Agricultural Research Service

Title: Greenhouse Evaluation of a commercial Bell Pepper scion grafted onto various Capsicum rootstocks for management of Meloidogyne incognita.

Authors
item Bausher, Michael
item Burelle, Nancy
item Rosskopf, Erin

Submitted to: Proceedings of Methyl Bromide Alternatives Conference
Publication Type: Proceedings
Publication Acceptance Date: October 30, 2007
Publication Date: November 1, 2007
Citation: Bausher, M.G., Burelle, N.K., Rosskopf, E.N. 2007. Greenhouse Evaluation of a commercial Bell Pepper scion grafted onto various Capsicum rootstocks for management of Meloidogyne incognita.. Proceedings of Methyl Bromide Alternatives Conference. 112:1-3.

Interpretive Summary: Using grafted plants is a way to mix and match germplasm to gain the best attributes of each plant. In this study, we joined a commercial bell pepper variety to 10 different pepper genotypes which we used as rootstocks. Damage from the nematode Meloidogyne incognita was lessened with the use of rootstocks which have genes which are resistant to nematode attack. The use of different root systems also changed the growth of the plants. The use of resistant rootstocks in vegetables is a method which is used to lessen the impact of nematode and other problems without or reduced use of fumigation pesticides.

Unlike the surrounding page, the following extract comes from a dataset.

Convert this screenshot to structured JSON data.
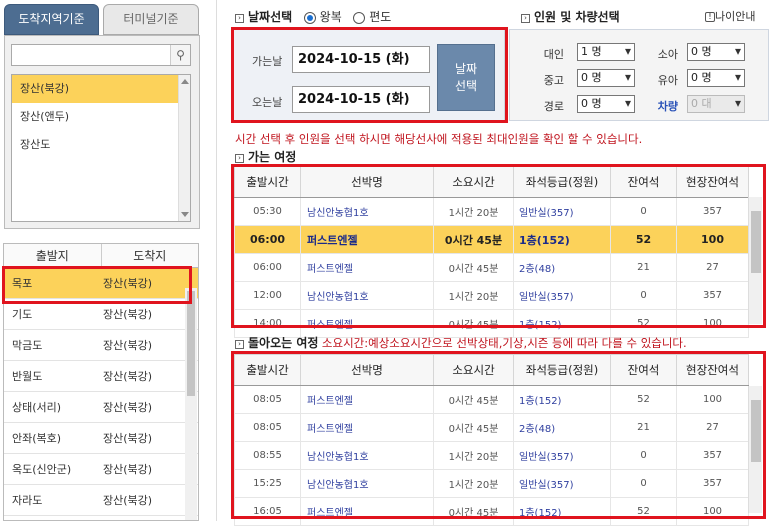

Technical Abstract: The growth, development, and nematode susceptibility of various rootstock genotypes grafted to a commercial bell pepper variety scion were evaluated in conventional and climate controlled greenhouses. Eight rootstocks including ‘Caribbean Red Habanero’, ‘PA-136’, ‘Keystone Resistant Giant’, ‘Yolo Wonder’, ‘Carolina Wonder’, ‘Charleston Hot’, ‘Mississippi Nemaheart, ‘Carolina Cayenne’ and ‘Charleston Belle’ were grafted to the commercial variety ‘Aristotle’ as a scion and inoculated with Meloidogyne incognita. Nonrated and self-grafted plants were included as controls. Graft compatibility was assessed by measuring plant growth, while nematode infection was assessed using a gall index and extracting nematodes from roots. The rootstock ‘Charleston Hot’ was the most tolerant to nematode infestation under conventional greenhouse conditions. Both root weight and shoot weight were impacted by the use of different rootstocks. Self-grafting of the commercial variety ‘Aristotle’ reduced root growth. In all cases the use of tolerant rootstock was found in decrease root galling over the nongrafted commercial variety. Grafting a commercial bell pepper variety scion on nematode tolerant rootstocks can reduce damage caused by M. incognita.